Tragédias e mortes viram rotina
Nos últimos meses o Brasil inteiro vê perplexo a quantidade de famílias desabrigadas e inúmeras vidas perdidas após uma sequencia de desastres ambientais principalmente nos estados da Bahia, São Paulo, Minas Gerais e Rio de Janeiro. As tragédias, são reflexos principalmente da falta de planejamento urbano e suas áreas de risco. A essa situação, juntam-se as mudanças climáticas, cuja a ação do homem em muito interfere nesse cenário, conforme pesquisas científicas amplamente divulgadas.

Em Petrópolis, região serrana do Rio de Janeiro, mais de 200 pessoas morreram após as fortes chuvas que atingiram a região. A Defesa Civil registrou 2.199 ocorrências na cidade da região serrana do Rio de Janeiro, desde o dia 15 de fevereiro, sendo 1.764 por deslizamentos. Ainda segundo a Defesa Civil, até o dia 24, dos 208 mortos, 124 são mulheres, 84 homens. Outro dado triste é que do total de mortos, 40 são menores de idade.

O que mais espanta, é que após as tragédias, não existe nenhuma ação que resulte na identificação de responsabilidades pelo ocorrido, seja por omissão, ou medidas administrativas e ações que possam prevenir ou amenizar novas ocorrências. Já é de conhecimento público que a ocupação desordenada como construções em montanhas, fundos de vale e margens de cursos d’água é o anúncio de tragédias, porém, elas continuam ocorrendo em todo o Brasil.
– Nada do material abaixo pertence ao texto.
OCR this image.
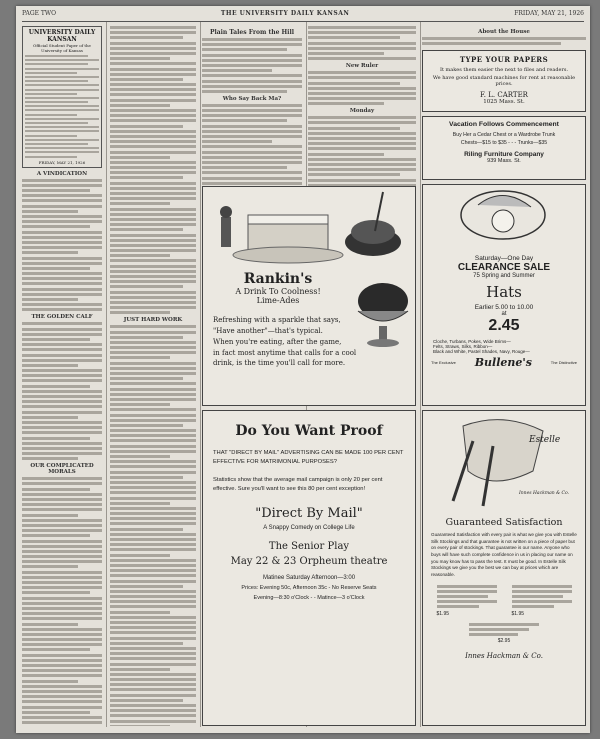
PAGE TWO	THE UNIVERSITY DAILY KANSAN	FRIDAY, MAY 21, 1926
UNIVERSITY DAILY KANSAN
Official Student Paper of the University of Kansas
FRIDAY, MAY 21, 1926
A VINDICATION
THE GOLDEN CALF
OUR COMPLICATED MORALS
Plain Tales From the Hill
Who Say Back Ma?
New Ruler
Monday
Rankin's
A Drink To Coolness!
Lime-Ades
Refreshing with a sparkle that says,
"Have another"—that's typical.
When you're eating, after the game,
in fact most anytime that calls for a cool
drink, is the time you'll call for more.
Do You Want Proof
THAT "DIRECT BY MAIL" ADVERTISING CAN BE MADE 100 PER CENT EFFECTIVE FOR MATRIMONIAL PURPOSES?
Statistics show that the average mail campaign is only 20 per cent effective. Sure you'll want to see this 80 per cent exception!
"Direct By Mail"
A Snappy Comedy on College Life
The Senior Play
May 22 & 23 Orpheum theatre
Matinee Saturday Afternoon—3:00
Prices: Evening 50c, Afternoon 35c - No Reserve Seats
Evening—8:30 o'Clock - - Matince—3 o'Clock
TYPE YOUR PAPERS
It makes them easier the next to files and readers.
We have good standard machines for rent at reasonable prices.
F. L. CARTER
1025 Mass. St.
Vacation Follows Commencement
Buy Her a Cedar Chest or a Wardrobe Trunk
Chests—$15 to $35 - - - Trunks—$35
Riling Furniture Company
939 Mass. St.
Saturday—One Day
CLEARANCE SALE
75 Spring and Summer
Hats
Earlier 5.00 to 10.00
at
2.45
Cloche, Turbans, Pokes, Wide Brims—
Felts, Straws, Silks, Ribbon—
Black and White, Pastel Shades, Navy, Rouge—
The Exclusive Bullene's	The Distinctive
Estelle
Innes Hackman & Co.
Guaranteed Satisfaction
Guaranteed Satisfaction with every pair is what we give you with Estelle Silk Stockings and that guarantee is not written on a piece of paper but on every pair of stockings. That guarantee is our name. Anyone who buys will have such complete confidence in us in placing our name on you may know has to pass the test. It must be good. In Estelle Silk Stockings we give you the best we can buy at prices which are reasonable.
$1.95	$1.95
$2.95
Innes Hackman & Co.
About the House
JUST HARD WORK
Assim como Petrópolis, o relevo de Ilhéus, o tipo de solo e as condições pluviométricas associadas a ocupação irregular, resultam em uma série de ocorrências no período de chuva forte e levam rotineiramente e exaustivamente a perda de vidas e danos materiais.

O que se espera do poder constituído, são políticas públicas que orientem o crescimento urbano para áreas que não ofereçam risco à população, realize planos de contingência e tenha Programa de Mitigação dos impactos da crise climática que vive o mundo. No entanto, após tantas tragédia, o que de fato foi feito? Em Ilhéus, as ocupações ao longo das margens dos rios, mangues e encostas não param de acontecer. A única certeza é que mesmo com tanta tecnologia e recursos, não há um planejamento urbano e infraestruturas eficazes para o crescimento sustentável das cidades.